A chief historical lesson validated by the current state of American politics is that a functioning democracy is dependent on an informed citizenry. Pervasive ignorance, and the susceptibility to demagoguery it entails, is the surest way to authoritarianism. Averting this inherent vulnerability of representative governance requires a degree of responsibility from both the consumers and providers of information.
Foremost, citizens must want to be informed. To operate, a healthy democracy requires a substantial portion of its population to actively engage the policy-making process; whether that be by participating in elections, holding officials to account, engaging in policy advocacy, or any other civic-minded behavior. Fundamentally, citizens must believe they have a stake in the shaping of their future. Apathy, or not caring to understand and manipulate the factors that affect this future, is a destructive force for a vibrant representative state. To this end, the current U.S. political climate reinforces the fact that, to paraphrase Trotsky, you may not be interested in politics, but politics is certainly interested in you.
However, my reason for writing this post has to do with another threat to democratic governance: misinformation. It goes without saying that for citizens to make good decisions regarding their society’s wellbeing, they must have access to at least generally factual information. Much has been written in recent months about the threat of fake news, attacks on the press, and increased use of Orwellian jargon (i.e. “alternative facts”). What I wish to contribute to this discussion with this post is to highlight the importance of actively seeking out accurate information and how the internet has made this both a harder and easier task.
The original hope of the internet was that it would give people around the world power. It was a medium that promised to make information unprecedentedly free and accessible. The future seemed guaranteed to be one of endless possibilities for knowledge exploration and self-improvement; where a vastly more informed and forward-thinking society seemed an inevitable outcome. However, while the internet has certainly changed the world in innumerable positive ways, it has also had a dark side: most pertinently exemplified today by widespread misinformation and its dire real-world effects.
The internet has played a key role in catalyzing the polarization trend in American politics and society. The balkanization of the media starting in the 1990s immediately bled over into the internet, where hyper-ideological blogs and “news” sources not beholden to journalistic standards provided counter-narratives on reality that have served to reinforce peoples’ deepest biases. Unfortunately, rather than be a place to broaden one’s horizons and hear different viewpoints without constraint from any information “gatekeeper,” the internet has for many become a self-selecting echo-chamber. Politicians and political parties have of course exacerbated and capitalized on this phenomenon for their own gains; leading to the current deeply divided political landscape in the United States.
The situation has become that, for too many people, nothing is true. No distinction is made between what is a contestable fact and what isn’t. Writings by credible, respected journalists or outlets or leading experts are held on par with somebody who may for all anyone knows be writing in his or her basement.
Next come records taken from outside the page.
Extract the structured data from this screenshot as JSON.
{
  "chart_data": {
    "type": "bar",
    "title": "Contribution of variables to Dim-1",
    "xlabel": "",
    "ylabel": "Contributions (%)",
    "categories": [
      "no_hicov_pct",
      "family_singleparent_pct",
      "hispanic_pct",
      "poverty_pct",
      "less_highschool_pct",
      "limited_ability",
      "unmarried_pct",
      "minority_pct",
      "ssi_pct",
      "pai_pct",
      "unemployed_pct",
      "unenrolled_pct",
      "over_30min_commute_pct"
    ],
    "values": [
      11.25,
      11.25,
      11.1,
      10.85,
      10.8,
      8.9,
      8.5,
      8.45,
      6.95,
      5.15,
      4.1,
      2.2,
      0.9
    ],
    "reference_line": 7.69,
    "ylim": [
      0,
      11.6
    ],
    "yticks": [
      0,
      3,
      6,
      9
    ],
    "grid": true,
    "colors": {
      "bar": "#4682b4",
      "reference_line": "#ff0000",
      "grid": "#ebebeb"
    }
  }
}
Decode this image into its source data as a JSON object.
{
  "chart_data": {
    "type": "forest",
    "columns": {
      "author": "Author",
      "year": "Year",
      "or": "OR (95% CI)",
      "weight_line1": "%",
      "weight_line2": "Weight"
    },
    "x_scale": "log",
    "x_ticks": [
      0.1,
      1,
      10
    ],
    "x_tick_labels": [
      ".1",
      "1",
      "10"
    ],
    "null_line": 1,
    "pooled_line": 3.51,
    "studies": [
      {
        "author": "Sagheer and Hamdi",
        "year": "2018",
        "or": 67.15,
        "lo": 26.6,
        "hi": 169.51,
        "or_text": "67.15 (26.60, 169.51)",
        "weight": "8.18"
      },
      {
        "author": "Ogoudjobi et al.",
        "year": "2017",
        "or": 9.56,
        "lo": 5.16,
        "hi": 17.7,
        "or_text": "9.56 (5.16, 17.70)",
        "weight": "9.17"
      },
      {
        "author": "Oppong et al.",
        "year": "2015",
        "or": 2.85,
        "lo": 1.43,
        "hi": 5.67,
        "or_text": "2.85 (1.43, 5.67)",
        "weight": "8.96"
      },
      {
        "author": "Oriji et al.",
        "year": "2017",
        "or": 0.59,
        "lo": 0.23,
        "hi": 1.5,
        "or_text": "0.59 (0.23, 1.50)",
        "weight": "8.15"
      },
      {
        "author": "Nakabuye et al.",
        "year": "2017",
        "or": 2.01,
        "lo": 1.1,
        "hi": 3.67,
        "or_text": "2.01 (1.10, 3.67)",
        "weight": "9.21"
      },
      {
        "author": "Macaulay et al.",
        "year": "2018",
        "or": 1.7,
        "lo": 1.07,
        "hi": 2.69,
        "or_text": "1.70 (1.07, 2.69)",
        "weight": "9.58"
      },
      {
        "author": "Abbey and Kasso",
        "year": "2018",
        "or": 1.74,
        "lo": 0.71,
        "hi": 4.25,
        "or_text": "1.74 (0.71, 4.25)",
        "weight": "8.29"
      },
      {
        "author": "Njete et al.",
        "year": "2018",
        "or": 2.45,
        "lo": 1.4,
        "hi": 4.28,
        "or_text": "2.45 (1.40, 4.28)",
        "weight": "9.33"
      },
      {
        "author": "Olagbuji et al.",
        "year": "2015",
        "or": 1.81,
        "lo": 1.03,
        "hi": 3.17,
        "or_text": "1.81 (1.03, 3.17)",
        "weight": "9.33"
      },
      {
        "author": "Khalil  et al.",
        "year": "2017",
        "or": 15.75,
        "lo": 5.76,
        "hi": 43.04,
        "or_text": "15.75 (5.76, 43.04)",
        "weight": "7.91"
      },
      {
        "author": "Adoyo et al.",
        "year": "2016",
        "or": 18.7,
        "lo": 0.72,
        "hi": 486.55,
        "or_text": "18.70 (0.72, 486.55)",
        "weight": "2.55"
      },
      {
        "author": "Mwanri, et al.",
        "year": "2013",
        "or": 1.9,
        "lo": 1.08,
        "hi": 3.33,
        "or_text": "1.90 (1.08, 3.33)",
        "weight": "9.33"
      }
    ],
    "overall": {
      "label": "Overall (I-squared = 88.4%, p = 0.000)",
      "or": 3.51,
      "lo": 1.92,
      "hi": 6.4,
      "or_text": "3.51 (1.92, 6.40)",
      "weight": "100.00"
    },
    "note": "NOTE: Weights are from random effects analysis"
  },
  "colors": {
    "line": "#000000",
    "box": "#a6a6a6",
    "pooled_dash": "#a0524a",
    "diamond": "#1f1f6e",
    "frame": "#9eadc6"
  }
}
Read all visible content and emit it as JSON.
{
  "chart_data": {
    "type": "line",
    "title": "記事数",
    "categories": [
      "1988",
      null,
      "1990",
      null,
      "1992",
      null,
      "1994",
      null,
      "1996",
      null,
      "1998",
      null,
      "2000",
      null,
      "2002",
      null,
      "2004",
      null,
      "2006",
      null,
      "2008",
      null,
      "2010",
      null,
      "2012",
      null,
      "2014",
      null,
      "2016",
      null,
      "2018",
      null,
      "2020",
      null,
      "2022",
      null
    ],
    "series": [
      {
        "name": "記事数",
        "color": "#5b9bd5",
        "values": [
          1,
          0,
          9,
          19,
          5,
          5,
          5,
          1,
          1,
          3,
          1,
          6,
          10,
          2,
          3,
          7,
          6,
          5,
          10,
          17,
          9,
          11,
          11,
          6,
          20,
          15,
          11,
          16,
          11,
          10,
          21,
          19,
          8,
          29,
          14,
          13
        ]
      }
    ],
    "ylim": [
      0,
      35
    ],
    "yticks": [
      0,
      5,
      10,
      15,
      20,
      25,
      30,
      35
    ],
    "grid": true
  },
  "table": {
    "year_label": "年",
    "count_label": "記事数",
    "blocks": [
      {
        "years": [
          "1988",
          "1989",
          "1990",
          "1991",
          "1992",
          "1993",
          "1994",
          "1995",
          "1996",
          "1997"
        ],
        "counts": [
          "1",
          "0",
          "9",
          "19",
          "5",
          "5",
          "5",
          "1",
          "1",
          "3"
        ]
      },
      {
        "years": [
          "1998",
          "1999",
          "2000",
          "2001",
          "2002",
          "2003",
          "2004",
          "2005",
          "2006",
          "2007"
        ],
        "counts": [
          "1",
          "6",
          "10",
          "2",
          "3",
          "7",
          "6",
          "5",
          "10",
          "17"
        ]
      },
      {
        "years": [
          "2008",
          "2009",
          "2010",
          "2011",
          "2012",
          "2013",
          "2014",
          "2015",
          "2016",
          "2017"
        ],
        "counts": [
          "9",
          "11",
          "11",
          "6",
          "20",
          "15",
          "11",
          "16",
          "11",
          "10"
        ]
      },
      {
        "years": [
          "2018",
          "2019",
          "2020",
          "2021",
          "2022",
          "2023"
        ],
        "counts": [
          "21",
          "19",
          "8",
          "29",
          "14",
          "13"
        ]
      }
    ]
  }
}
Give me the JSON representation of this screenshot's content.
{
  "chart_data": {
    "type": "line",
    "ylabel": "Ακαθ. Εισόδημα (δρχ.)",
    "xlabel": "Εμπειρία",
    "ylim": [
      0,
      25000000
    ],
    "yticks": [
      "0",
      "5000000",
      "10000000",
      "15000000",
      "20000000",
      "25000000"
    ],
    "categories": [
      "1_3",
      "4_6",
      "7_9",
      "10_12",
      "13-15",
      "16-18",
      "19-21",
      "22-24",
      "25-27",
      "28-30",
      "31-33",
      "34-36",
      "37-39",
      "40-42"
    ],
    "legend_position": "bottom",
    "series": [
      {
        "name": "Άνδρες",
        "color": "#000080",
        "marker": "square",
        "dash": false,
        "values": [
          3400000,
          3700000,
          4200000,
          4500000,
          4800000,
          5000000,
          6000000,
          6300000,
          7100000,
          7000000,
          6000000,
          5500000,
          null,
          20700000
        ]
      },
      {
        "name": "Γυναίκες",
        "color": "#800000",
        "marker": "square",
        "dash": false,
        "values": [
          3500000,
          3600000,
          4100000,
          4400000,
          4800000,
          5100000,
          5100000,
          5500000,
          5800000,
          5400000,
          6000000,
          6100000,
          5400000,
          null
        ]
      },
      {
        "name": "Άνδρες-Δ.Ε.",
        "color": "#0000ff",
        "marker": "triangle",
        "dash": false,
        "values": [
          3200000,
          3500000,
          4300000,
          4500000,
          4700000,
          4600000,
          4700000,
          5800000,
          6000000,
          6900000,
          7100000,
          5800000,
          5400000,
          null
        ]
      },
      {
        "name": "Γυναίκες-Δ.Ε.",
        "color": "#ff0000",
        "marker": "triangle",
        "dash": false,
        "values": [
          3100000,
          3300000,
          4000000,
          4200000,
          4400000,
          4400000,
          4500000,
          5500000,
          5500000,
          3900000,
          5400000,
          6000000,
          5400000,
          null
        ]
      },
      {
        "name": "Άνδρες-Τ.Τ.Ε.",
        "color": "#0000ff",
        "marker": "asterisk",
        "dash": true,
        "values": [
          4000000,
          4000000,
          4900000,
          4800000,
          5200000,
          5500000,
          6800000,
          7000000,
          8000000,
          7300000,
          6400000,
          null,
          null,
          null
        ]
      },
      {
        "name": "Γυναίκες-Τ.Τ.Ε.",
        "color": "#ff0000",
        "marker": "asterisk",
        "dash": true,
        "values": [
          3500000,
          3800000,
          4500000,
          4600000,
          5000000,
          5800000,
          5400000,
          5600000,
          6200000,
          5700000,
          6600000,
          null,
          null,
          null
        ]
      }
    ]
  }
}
It is all looks the same in the age of social media.
The fact is that self-selection bias is a thing and we humans lean towards others who agree with our perspectives. However, while we cannot eliminate biases, we can minimize unjustifiable biases. To separate misinformation and propaganda from facts and reality, the following approaches have proven effective for me:
- Foremost, I remind myself that policy issues (whether international or domestic) are broad subjects with lots of nuance. People dedicate lifetimes to understanding them. The best thing to do is have a dispassionate, evidence-based analytical approach and give more weight to complex rationales than convenient explanations.
- Dovetailing with the previous point, don’t fall for the trap of communal opinion; trying to figure out how to feel about something by seeing what the supposed consensus opinion is, whether online or offline. Rather than the hive-mind, it’s better to find and listen to people who are actually knowledgeable on the subject at hand.
- Read the print media. Ironically, we are today in an age where reporting and high-quality journalism has never been better. I get almost all of my news from the print media—which provides far more in-depth news and analysis than cable or network TV news. Papers like the New York Times, Washington Post, the Atlantic, Financial Times, Foreign Affairs, and Foreign Policy, plus a number of more area-focused sites, like Al Monitor or LobeLog. I also regularly read the work of a number of columnists and bloggers, who are respected academics or experts in their field. Think tank or various NGO papers, reports, and analyses are also an invaluable resource.
- Twitter is an incredible medium for getting news and information. You can directly connect with journalists/scholars/analysts/policy wonks and their work, get eyewitness accounts, and overall gain a feel for where the zeitgeist is at on different issues.
In sum, it’s more than possible to escape the specter of misinformation by exercising critical thinking, having a curious mind, and a penchant for reading.